Making new highs is significant from an investor psychology standpoint because it means that everyone who has bought shares in the last year is sitting on gains. As a result, the "back to even" mentality is less of a concern than it would be for a name with a higher proportion of shareholders sitting on losses. For traders who aren't put off by the risk of buying a small-cap biotech stock, there's still time to buy Galena now. Just keep a stop on the other side of $1.90 support.
- Nearest Resistance: $15
- Nearest Support: $13
- Catalyst: May Sales
Automaker Ford Motor (F) - Get Report is seeing a big-volume correction this afternoon, shedding 3.5% as of this writing, following the firm's May sales release. Ford posted a worse sales decline than analysts were expecting, with the firm's light vehicle sales down 6.1% for the month.

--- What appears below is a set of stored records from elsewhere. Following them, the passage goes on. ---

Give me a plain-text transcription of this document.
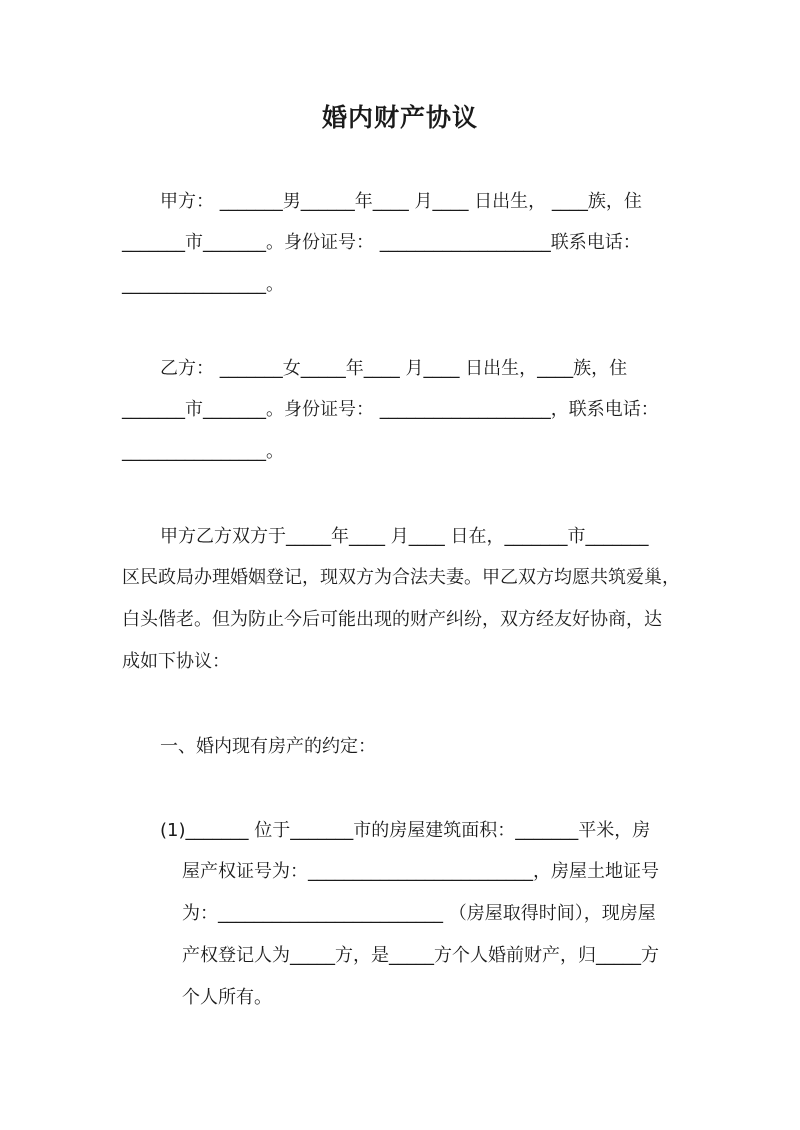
婚内财产协议
甲方： _______男______年____ 月____ 日出生， ____族，住
_______市_______。身份证号： ___________________联系电话：
________________。
乙方： _______女_____年____ 月____ 日出生，____族，住
_______市_______。身份证号： ___________________，联系电话：
________________。
甲方乙方双方于_____年____ 月____ 日在，_______市_______
区民政局办理婚姻登记，现双方为合法夫妻。甲乙双方均愿共筑爱巢，
白头偕老。但为防止今后可能出现的财产纠纷，双方经友好协商，达
成如下协议：
一、婚内现有房产的约定：
(1)_______ 位于_______市的房屋建筑面积：_______平米，房
屋产权证号为：_________________________，房屋土地证号
为：_________________________ （房屋取得时间），现房屋
产权登记人为_____方，是_____方个人婚前财产，归_____方
个人所有。
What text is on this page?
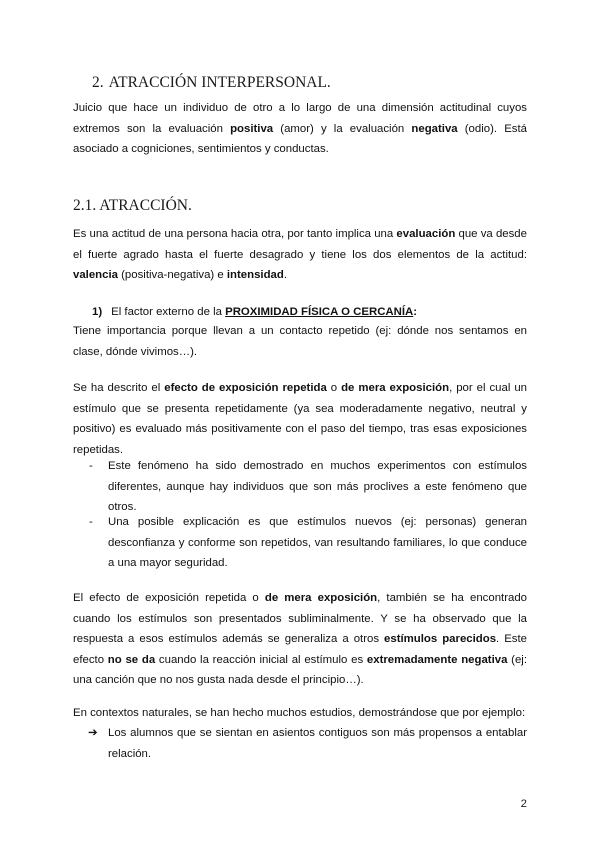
2. ATRACCIÓN INTERPERSONAL.

Juicio que hace un individuo de otro a lo largo de una dimensión actitudinal cuyos extremos son la evaluación positiva (amor) y la evaluación negativa (odio). Está asociado a cogniciones, sentimientos y conductas.

2.1. ATRACCIÓN.

Es una actitud de una persona hacia otra, por tanto implica una evaluación que va desde el fuerte agrado hasta el fuerte desagrado y tiene los dos elementos de la actitud: valencia (positiva-negativa) e intensidad.

1) El factor externo de la PROXIMIDAD FÍSICA O CERCANÍA:

Tiene importancia porque llevan a un contacto repetido (ej: dónde nos sentamos en clase, dónde vivimos…).

Se ha descrito el efecto de exposición repetida o de mera exposición, por el cual un estímulo que se presenta repetidamente (ya sea moderadamente negativo, neutral y positivo) es evaluado más positivamente con el paso del tiempo, tras esas exposiciones repetidas.

-	Este fenómeno ha sido demostrado en muchos experimentos con estímulos diferentes, aunque hay individuos que son más proclives a este fenómeno que otros.

-	Una posible explicación es que estímulos nuevos (ej: personas) generan desconfianza y conforme son repetidos, van resultando familiares, lo que conduce a una mayor seguridad.

El efecto de exposición repetida o de mera exposición, también se ha encontrado cuando los estímulos son presentados subliminalmente. Y se ha observado que la respuesta a esos estímulos además se generaliza a otros estímulos parecidos. Este efecto no se da cuando la reacción inicial al estímulo es extremadamente negativa (ej: una canción que no nos gusta nada desde el principio…).

En contextos naturales, se han hecho muchos estudios, demostrándose que por ejemplo:

➔ Los alumnos que se sientan en asientos contiguos son más propensos a entablar relación.

2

Ford may be down this afternoon, but it's not out. Technically, this stock is still holding onto an uptrend, albeit just barely. If shares can hold support at $13 over the course of today's session, however, a subsequent bounce may provide traders with a buying opportunity as Ford makes its way back up its price channel.
Disclosure: This article is commentary by an independent contributor. At the time of publication, the author held no positions in the stocks mentioned.